In this way, the problems are less likely to pile-up. Now, here are the exact steps involved in the "prioritizing principle":

Let's assume that your teenage daughter has five behavioral issues that you want to address:
  1. spending too much time texting her girlfriends instead of doing homework,
  2. not cleaning her room,
  3. chronically coming home about 30 minutes after curfew,
  4. dating a much older boy that you do not approve of,
  5. and constantly arguing with you about why she should be able to get her lip pierced.

Rather than fighting all these battles at once, you are going to pick the most urgent issue, and then break that issue down into even smaller sub-steps.

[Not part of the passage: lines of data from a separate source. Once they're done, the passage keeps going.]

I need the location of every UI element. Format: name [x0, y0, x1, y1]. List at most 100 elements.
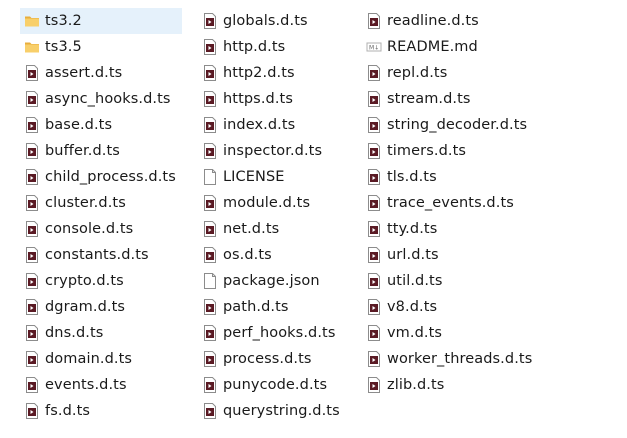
file-item[interactable]: inspector.d.ts	[198, 138, 346, 164]
blank-file-icon	[202, 169, 218, 185]
file-name-label: ts3.2	[45, 13, 82, 29]
file-name-label: perf_hooks.d.ts	[223, 325, 336, 341]
typescript-file-icon	[202, 403, 218, 419]
file-name-label: worker_threads.d.ts	[387, 351, 533, 367]
file-item[interactable]: child_process.d.ts	[20, 164, 182, 190]
file-item[interactable]: v8.d.ts	[362, 294, 538, 320]
file-item[interactable]: repl.d.ts	[362, 60, 538, 86]
file-item[interactable]: readline.d.ts	[362, 8, 538, 34]
typescript-file-icon	[202, 299, 218, 315]
file-item[interactable]: path.d.ts	[198, 294, 346, 320]
typescript-file-icon	[24, 247, 40, 263]
file-item[interactable]: ts3.5	[20, 34, 182, 60]
typescript-file-icon	[202, 39, 218, 55]
file-item[interactable]: net.d.ts	[198, 216, 346, 242]
file-name-label: os.d.ts	[223, 247, 272, 263]
file-item[interactable]: LICENSE	[198, 164, 346, 190]
file-item[interactable]: domain.d.ts	[20, 346, 182, 372]
typescript-file-icon	[366, 65, 382, 81]
file-item[interactable]: tls.d.ts	[362, 164, 538, 190]
typescript-file-icon	[202, 143, 218, 159]
file-item[interactable]: timers.d.ts	[362, 138, 538, 164]
file-name-label: buffer.d.ts	[45, 143, 120, 159]
file-name-label: domain.d.ts	[45, 351, 133, 367]
file-item[interactable]: punycode.d.ts	[198, 372, 346, 398]
file-item[interactable]: ts3.2	[20, 8, 182, 34]
file-item[interactable]: os.d.ts	[198, 242, 346, 268]
file-name-label: assert.d.ts	[45, 65, 123, 81]
file-item[interactable]: http2.d.ts	[198, 60, 346, 86]
file-item[interactable]: buffer.d.ts	[20, 138, 182, 164]
typescript-file-icon	[202, 65, 218, 81]
file-item[interactable]: M↓ README.md	[362, 34, 538, 60]
typescript-file-icon	[202, 351, 218, 367]
file-item[interactable]: fs.d.ts	[20, 398, 182, 424]
typescript-file-icon	[202, 221, 218, 237]
file-name-label: inspector.d.ts	[223, 143, 323, 159]
file-name-label: package.json	[223, 273, 320, 289]
typescript-file-icon	[24, 91, 40, 107]
file-name-label: async_hooks.d.ts	[45, 91, 171, 107]
file-name-label: LICENSE	[223, 169, 285, 185]
typescript-file-icon	[366, 143, 382, 159]
file-name-label: v8.d.ts	[387, 299, 438, 315]
file-item[interactable]: http.d.ts	[198, 34, 346, 60]
file-name-label: globals.d.ts	[223, 13, 308, 29]
typescript-file-icon	[202, 325, 218, 341]
file-item[interactable]: process.d.ts	[198, 346, 346, 372]
file-name-label: punycode.d.ts	[223, 377, 328, 393]
file-name-label: trace_events.d.ts	[387, 195, 514, 211]
file-name-label: tty.d.ts	[387, 221, 438, 237]
file-name-label: base.d.ts	[45, 117, 113, 133]
file-item[interactable]: dns.d.ts	[20, 320, 182, 346]
file-item[interactable]: dgram.d.ts	[20, 294, 182, 320]
file-item[interactable]: util.d.ts	[362, 268, 538, 294]
file-item[interactable]: stream.d.ts	[362, 86, 538, 112]
file-item[interactable]: constants.d.ts	[20, 242, 182, 268]
typescript-file-icon	[366, 325, 382, 341]
file-name-label: path.d.ts	[223, 299, 289, 315]
typescript-file-icon	[24, 377, 40, 393]
folder-icon	[24, 13, 40, 29]
file-column-3: readline.d.ts M↓ README.md repl.d.ts str…	[362, 8, 538, 398]
file-list-view: ts3.2 ts3.5 assert.d.ts async_hooks.d.ts…	[0, 0, 627, 438]
file-item[interactable]: vm.d.ts	[362, 320, 538, 346]
file-item[interactable]: package.json	[198, 268, 346, 294]
file-item[interactable]: zlib.d.ts	[362, 372, 538, 398]
file-name-label: fs.d.ts	[45, 403, 91, 419]
file-item[interactable]: string_decoder.d.ts	[362, 112, 538, 138]
file-name-label: dgram.d.ts	[45, 299, 126, 315]
file-item[interactable]: url.d.ts	[362, 242, 538, 268]
file-name-label: http.d.ts	[223, 39, 286, 55]
file-item[interactable]: events.d.ts	[20, 372, 182, 398]
typescript-file-icon	[366, 273, 382, 289]
file-item[interactable]: trace_events.d.ts	[362, 190, 538, 216]
file-item[interactable]: querystring.d.ts	[198, 398, 346, 424]
file-item[interactable]: console.d.ts	[20, 216, 182, 242]
file-item[interactable]: https.d.ts	[198, 86, 346, 112]
file-name-label: stream.d.ts	[387, 91, 471, 107]
typescript-file-icon	[202, 377, 218, 393]
file-name-label: http2.d.ts	[223, 65, 295, 81]
file-item[interactable]: assert.d.ts	[20, 60, 182, 86]
typescript-file-icon	[24, 143, 40, 159]
file-name-label: net.d.ts	[223, 221, 280, 237]
file-item[interactable]: base.d.ts	[20, 112, 182, 138]
file-item[interactable]: perf_hooks.d.ts	[198, 320, 346, 346]
file-item[interactable]: cluster.d.ts	[20, 190, 182, 216]
file-item[interactable]: tty.d.ts	[362, 216, 538, 242]
file-item[interactable]: globals.d.ts	[198, 8, 346, 34]
file-name-label: string_decoder.d.ts	[387, 117, 528, 133]
file-item[interactable]: module.d.ts	[198, 190, 346, 216]
typescript-file-icon	[24, 221, 40, 237]
file-name-label: crypto.d.ts	[45, 273, 124, 289]
file-item[interactable]: crypto.d.ts	[20, 268, 182, 294]
file-item[interactable]: worker_threads.d.ts	[362, 346, 538, 372]
file-name-label: vm.d.ts	[387, 325, 443, 341]
file-item[interactable]: index.d.ts	[198, 112, 346, 138]
file-name-label: events.d.ts	[45, 377, 127, 393]
file-name-label: index.d.ts	[223, 117, 296, 133]
typescript-file-icon	[202, 91, 218, 107]
file-name-label: cluster.d.ts	[45, 195, 126, 211]
file-item[interactable]: async_hooks.d.ts	[20, 86, 182, 112]
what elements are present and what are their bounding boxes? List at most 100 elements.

So, step one is to identify the current “most problematic” issue. The big question to ask yourself in order to identify this issue is, "Of the five problems I am currently having with my daughter, which one puts her safety at risk the most?" Some parents might say that curfew violation is a big safety issue. Others might believe that dating an older boy who may not be a good influence is the larger issue. But the point here is this: of the two top issues to address, your job is to only address one! So, let's say that you view curfew violation and dating an older boy as equally problematic. In keeping with the prioritizing principle, you choose to deal with the dating issue.

In step two, you have an agenda: to get your daughter to stop seeing her boyfriend. But you're going to break this down into small, manageable sub-steps. For example:
  • Sub-step one might be to have a heart-to-heart talk with your daughter regarding your concerns about her older boyfriend. After you've spoken, you allow your daughter to speak her mind. Then let it rest. Don't fall into an argument. Both of you have said your piece – that's enough for now.
  • Sub-step two might be to make contact with the parents of your daughter's boyfriend. Get to know them. See what they're like.
  • Sub-step three might be to invite this boyfriend over to the house so you can get to know him.
  • Sub-step four could include your evaluation of the boyfriend and his parents (now that you have met them) to see if this boy is, indeed, a bad influence. If not, you might consider allowing your daughter to see him – but only on certain occasions, in certain places, and at certain times. If the boyfriend or his parents do seem to be a poor influence, then you can create another sub-step. Perhaps this new sub-step would include a new house rule (e.g., "No boyfriends 18 years of age or older") and a consequence for violating the rule (e.g., "If you choose to see this young man, you also choose the consequence, which is grounding with no privileges – the duration yet to be determined").

So in the example above, you picked just ONE battle, but you also picked just ONE intervention at a time while dealing with it.

In summary, take time to understand the complexities of adolescence. This will help you empathize with your teenager when parent-child conflict arises. Remember that constant changes, pressure to conform, worries about the future, and personal insecurities produce an enormous amount of anxiety. The teenage years are some of the most trying years to manage, and the battles at home are usually a direct reflection of your teenager's emotional state. Thus, don’t forget to use the prioritizing principle when attempting to resolve behavioral issues. Prioritize the issues that are the most important to address. Both mother and father should discuss which issues are non-negotiable, then communicate these expectations to their teenager. Keep in mind that these issues will differ for every family. Although teenagers will still push the boundaries, pre-emptive communication and use of the prioritizing principle will help defuse battles more quickly – and will also keep problems from piling up.